116 3rd St SE
Cedar Rapids, Iowa 52401
Some people were born to teach. For others, a passion for teaching comes slowly or all at once.
'I can still remember where I was standing with my mom when I decided to change my major in college and go into teaching,' said Breanna Oxley, an eighth-grade social studies teacher at Roosevelt Creative Corridor Business Academy in northwest Cedar Rapids.
She began college as a psychology major but changed her major to get a teaching degree.
'I have a lot of teachers in my family,' she said. 'After a while, I decided I couldn't reach enough people in psychology, so I decided I wanted to teach instead.'
OPENING A DIALOGUE
To her friends and family, she's known as Bre. To her students, she's Ms. Oxley. She feels at home in the classroom.
'I love my content and just being able to dive into history and social sciences,' she said. 'When we're talking about world events, current events and history, I love to hear my students' views and personal experiences.'
The diversity of her students and their backgrounds is something that opens up great dialogue and gives students a chance to expand their views and embrace new perspectives, she said.
'I love being able to hear the experiences the students bring to the table,' she added. 'I could teach six different classes a day with the same content and have six different discussions. I'm constantly learning from the students in front of me.'
In the eight years she's been teaching, Oxley said she's accumulated numerous funny and interesting stories.
'I was teaching seniors in Dubuque, and this one student was late every single day for class,' she said. 'He was always on top of his work, and I knew he was going to have a bright future, but he just could not get to class on time.
'On the last day of finals week, he was not only on time, but he was early and he had brought in a cake he had made at Hy-Vee that said ‘Ms. Oxley, I'm sorry for being late every day.' He hoped the cake would make up for all the disruption for me, and that the class would forgive him. … We loved it.'
That story highlights a theme Oxley hopes will resonate with all of her students year after year — it's important to promote openness, encouragement, humor and fun inside the classroom, even when challenges arise.
In the last year, both the COVID-19 pandemic and the derecho in Cedar Rapids had a massive impact on Oxley's students. Not only have she and other teachers had to learn an entirely new style of teaching, they've had to provide additional guidance and emotional support for their students.
Today, the way Oxley and her colleagues at Roosevelt Middle School teach is entirely different than it was a year ago.
'I facilitate all subjects in a day. Now, students typically stay in one room all day, and I help them with everything from math to art to science,' she said. 'We, as teachers, deliver all of our content online.

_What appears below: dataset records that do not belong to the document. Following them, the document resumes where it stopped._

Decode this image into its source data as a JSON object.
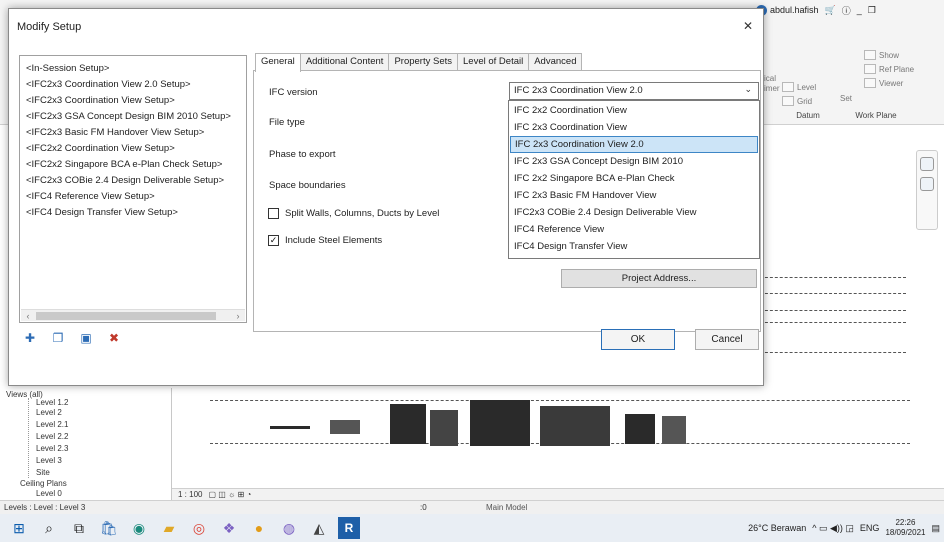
{
  "dialog": {
    "title": "Modify Setup",
    "setups": [
      "<In-Session Setup>",
      "<IFC2x3 Coordination View 2.0 Setup>",
      "<IFC2x3 Coordination View Setup>",
      "<IFC2x3 GSA Concept Design BIM 2010 Setup>",
      "<IFC2x3 Basic FM Handover View Setup>",
      "<IFC2x2 Coordination View Setup>",
      "<IFC2x2 Singapore BCA e-Plan Check Setup>",
      "<IFC2x3 COBie 2.4 Design Deliverable Setup>",
      "<IFC4 Reference View Setup>",
      "<IFC4 Design Transfer View Setup>"
    ],
    "tabs": [
      "General",
      "Additional Content",
      "Property Sets",
      "Level of Detail",
      "Advanced"
    ],
    "active_tab": "General",
    "labels": {
      "ifc_version": "IFC version",
      "file_type": "File type",
      "phase": "Phase to export",
      "space": "Space boundaries"
    },
    "checkboxes": [
      {
        "label": "Split Walls, Columns, Ducts by Level",
        "checked": false,
        "mark": ""
      },
      {
        "label": "Include Steel Elements",
        "checked": true,
        "mark": "✓"
      }
    ],
    "ifc_version_value": "IFC 2x3 Coordination View 2.0",
    "dropdown_options": [
      "IFC 2x2 Coordination View",
      "IFC 2x3 Coordination View",
      "IFC 2x3 Coordination View 2.0",
      "IFC 2x3 GSA Concept Design BIM 2010",
      "IFC 2x2 Singapore BCA e-Plan Check",
      "IFC 2x3 Basic FM Handover View",
      "IFC2x3 COBie 2.4 Design Deliverable View",
      "IFC4 Reference View",
      "IFC4 Design Transfer View"
    ],
    "selected_option": "IFC 2x3 Coordination View 2.0",
    "project_address_label": "Project Address...",
    "ok_label": "OK",
    "cancel_label": "Cancel"
  },
  "revit": {
    "user": "abdul.hafish",
    "ribbon": {
      "level": "Level",
      "grid": "Grid",
      "set": "Set",
      "show": "Show",
      "ref_plane": "Ref Plane",
      "viewer": "Viewer",
      "datum": "Datum",
      "work_plane": "Work Plane",
      "cut_left_1": "ical",
      "cut_left_2": "imer"
    },
    "browser": {
      "views": "Views (all)",
      "items": [
        "Level 2",
        "Level 2.1",
        "Level 2.2",
        "Level 2.3",
        "Level 3",
        "Site"
      ],
      "ceiling": "Ceiling Plans",
      "trunc_top": "Level 1.2",
      "trunc_bottom": "Level 0"
    },
    "scale": "1 : 100",
    "status_left": "Levels : Level : Level 3",
    "status_zero": ":0",
    "main_model": "Main Model"
  },
  "taskbar": {
    "weather": "26°C Berawan",
    "lang": "ENG",
    "time": "22:26",
    "date": "18/09/2021"
  },
  "colors": {
    "accent": "#2d6cb5",
    "selection_bg": "#cce4f7",
    "selection_border": "#3d86c6"
  }
}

'So, when it's time for science class, we pull up the science teacher's assignment. It's a collaborative effort, and the verdict is still out on so many things as we continue to face new challenges and uncertainty as to what the rest of the year will look like.'
For Oxley, the past year has underscored the problems she has always recognized as an educator.
'This pandemic has really emphasized inequities that already existed — access to technology, mental health and trauma, food insecurity,' she said. 'Yes, of course, there are new challenges. But a lot of these are inequities we've been dealing with for years — they're just more spotlighted now.'
The good news, as Oxley sees it, is that teachers and students have adapted in short order.
'I think we are all more flexible than we could have ever imagined in our wildest dreams,' she said. 'The biggest positive has been how people have stepped up to sew masks, provide food and help get technology and internet access.'
Personally, she knows she will take a lot from the experience of 2020.
'I'm not going to be pulling out worksheets and having students memorize dates anymore,' she said. 'Now, it's about working on digital literacy with students. How can I take these lessons about the past, present and future and dive into it with them?'
When students come into her classroom, Oxley hopes they know everything is on the table for discussion.
'Anything they've seen on the news or on social media is fair game. We may not always agree, but we can still understand where everyone is coming from and sometimes that's what makes us better,' she said.
'In our country's climate today, students know that they're going to have to come to the table with research, facts or credible sources to create their argument, or we will ask them to go back.'
After the pandemic lessens its grip on the world — whenever that may be — Oxley hopes she and other teachers can look back with gratitude and look forward with promise.
'I hope to continue to build awareness about the crucial role schools and educators play in the lives and development of kids,' Oxley said. 'It's not just about subjects. It's full circle.